Title: The Passion of Artemisia
Author: Susan Vreeland
Genre: Historical fiction
Rating: 5 out of 5 stars
Source: Audiobook from my personal library
Audiobook reader: Gigi Bermingham
First line: My father walked beside me to give me courage, his palm touching gently the back laces of my bodice.
The Passion of Artemisia is a must-read for any lover of historical fiction, art history, women’s fiction, and all of the above.
Artemisia Gentileschi was a painter of the early Baroque style. She lived in the early 1600s, and her art was greatly influenced by Caravaggio. Her father recognized her talent as a teenager, and hired another artist, Agostino Tassi, to teach her. Tassi raped her, and when the charge was brought to the church court, Artemisia was tortured to verify the truth of her accusation. This experience, and how it changed her relationship with her father, are central to the story that Vreeland tells.
Vreeland takes a few minor liberties with Artemisia’s narrative, but the major points of her story are intact. The author goes far beyond simply presenting a history of the artist, though, and uses Artemisia’s story to illustrate the conflict between being a woman and having a vocation, a passion. Artemisia continually feels the struggle between being a wife and mother and giving herself over to her art.

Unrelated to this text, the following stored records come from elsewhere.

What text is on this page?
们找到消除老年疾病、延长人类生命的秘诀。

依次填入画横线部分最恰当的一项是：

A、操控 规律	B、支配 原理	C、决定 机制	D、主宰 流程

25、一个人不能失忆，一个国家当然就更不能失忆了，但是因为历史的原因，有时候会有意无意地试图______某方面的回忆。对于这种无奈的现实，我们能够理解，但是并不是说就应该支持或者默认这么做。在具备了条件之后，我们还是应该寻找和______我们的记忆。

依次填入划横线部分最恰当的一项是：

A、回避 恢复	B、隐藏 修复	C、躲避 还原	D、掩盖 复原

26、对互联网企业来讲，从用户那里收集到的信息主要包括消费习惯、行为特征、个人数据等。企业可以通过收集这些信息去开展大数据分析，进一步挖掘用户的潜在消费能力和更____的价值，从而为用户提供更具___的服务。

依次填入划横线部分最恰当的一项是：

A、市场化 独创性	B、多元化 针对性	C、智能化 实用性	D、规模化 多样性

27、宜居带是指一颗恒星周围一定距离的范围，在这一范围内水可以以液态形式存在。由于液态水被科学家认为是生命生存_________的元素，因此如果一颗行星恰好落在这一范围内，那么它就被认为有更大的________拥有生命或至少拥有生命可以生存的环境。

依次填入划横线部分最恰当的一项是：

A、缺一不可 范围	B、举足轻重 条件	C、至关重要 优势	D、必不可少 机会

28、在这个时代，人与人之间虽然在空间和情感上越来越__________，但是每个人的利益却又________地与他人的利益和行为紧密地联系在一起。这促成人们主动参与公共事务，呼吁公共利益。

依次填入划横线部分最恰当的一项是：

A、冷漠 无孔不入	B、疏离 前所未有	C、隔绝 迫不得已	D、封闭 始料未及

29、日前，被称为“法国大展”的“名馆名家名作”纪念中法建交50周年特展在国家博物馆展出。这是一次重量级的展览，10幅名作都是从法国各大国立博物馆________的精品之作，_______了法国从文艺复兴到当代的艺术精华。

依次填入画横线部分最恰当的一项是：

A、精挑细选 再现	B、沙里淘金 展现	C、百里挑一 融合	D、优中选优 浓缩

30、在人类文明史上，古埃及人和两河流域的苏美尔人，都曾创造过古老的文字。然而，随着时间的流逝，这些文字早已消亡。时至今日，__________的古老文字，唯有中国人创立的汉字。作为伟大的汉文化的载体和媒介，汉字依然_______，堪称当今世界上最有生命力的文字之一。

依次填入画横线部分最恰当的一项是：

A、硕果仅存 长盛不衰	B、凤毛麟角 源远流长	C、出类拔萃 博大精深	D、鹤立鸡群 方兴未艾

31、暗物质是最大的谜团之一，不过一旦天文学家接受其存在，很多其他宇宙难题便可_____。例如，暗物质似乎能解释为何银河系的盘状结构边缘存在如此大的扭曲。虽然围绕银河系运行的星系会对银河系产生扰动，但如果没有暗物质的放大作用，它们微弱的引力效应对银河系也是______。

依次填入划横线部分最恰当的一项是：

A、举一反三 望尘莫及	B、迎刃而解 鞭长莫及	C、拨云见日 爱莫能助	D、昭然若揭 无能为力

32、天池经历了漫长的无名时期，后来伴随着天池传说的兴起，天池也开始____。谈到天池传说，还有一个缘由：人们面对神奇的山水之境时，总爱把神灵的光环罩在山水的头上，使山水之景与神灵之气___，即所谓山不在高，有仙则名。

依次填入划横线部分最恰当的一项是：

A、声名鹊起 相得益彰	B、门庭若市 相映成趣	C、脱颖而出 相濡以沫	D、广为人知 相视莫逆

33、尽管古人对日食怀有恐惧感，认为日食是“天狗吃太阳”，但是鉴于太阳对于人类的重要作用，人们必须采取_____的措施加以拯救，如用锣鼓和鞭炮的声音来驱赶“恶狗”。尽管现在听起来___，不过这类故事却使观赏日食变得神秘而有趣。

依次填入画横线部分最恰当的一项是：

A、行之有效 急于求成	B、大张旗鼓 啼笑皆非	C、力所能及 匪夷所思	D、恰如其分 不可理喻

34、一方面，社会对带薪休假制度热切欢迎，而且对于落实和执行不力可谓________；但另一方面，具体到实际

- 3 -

The descriptions of Italy, the palaces, the art – Vreeland knows how to write just enough details to help you see and experience the place and time of the story. The description never bogs down the story, which moves along, each stage of Artemisia’s life centered around a city and her art. One of the most amazing things about listening to this audiobook is being able to view the works of art mentioned at Wikipedia.
Audio notes: Vreeland’s masterful writing is served well by the reader, Gigi Bermingham.
This is a re-post of a review I wrote a couple of years ago.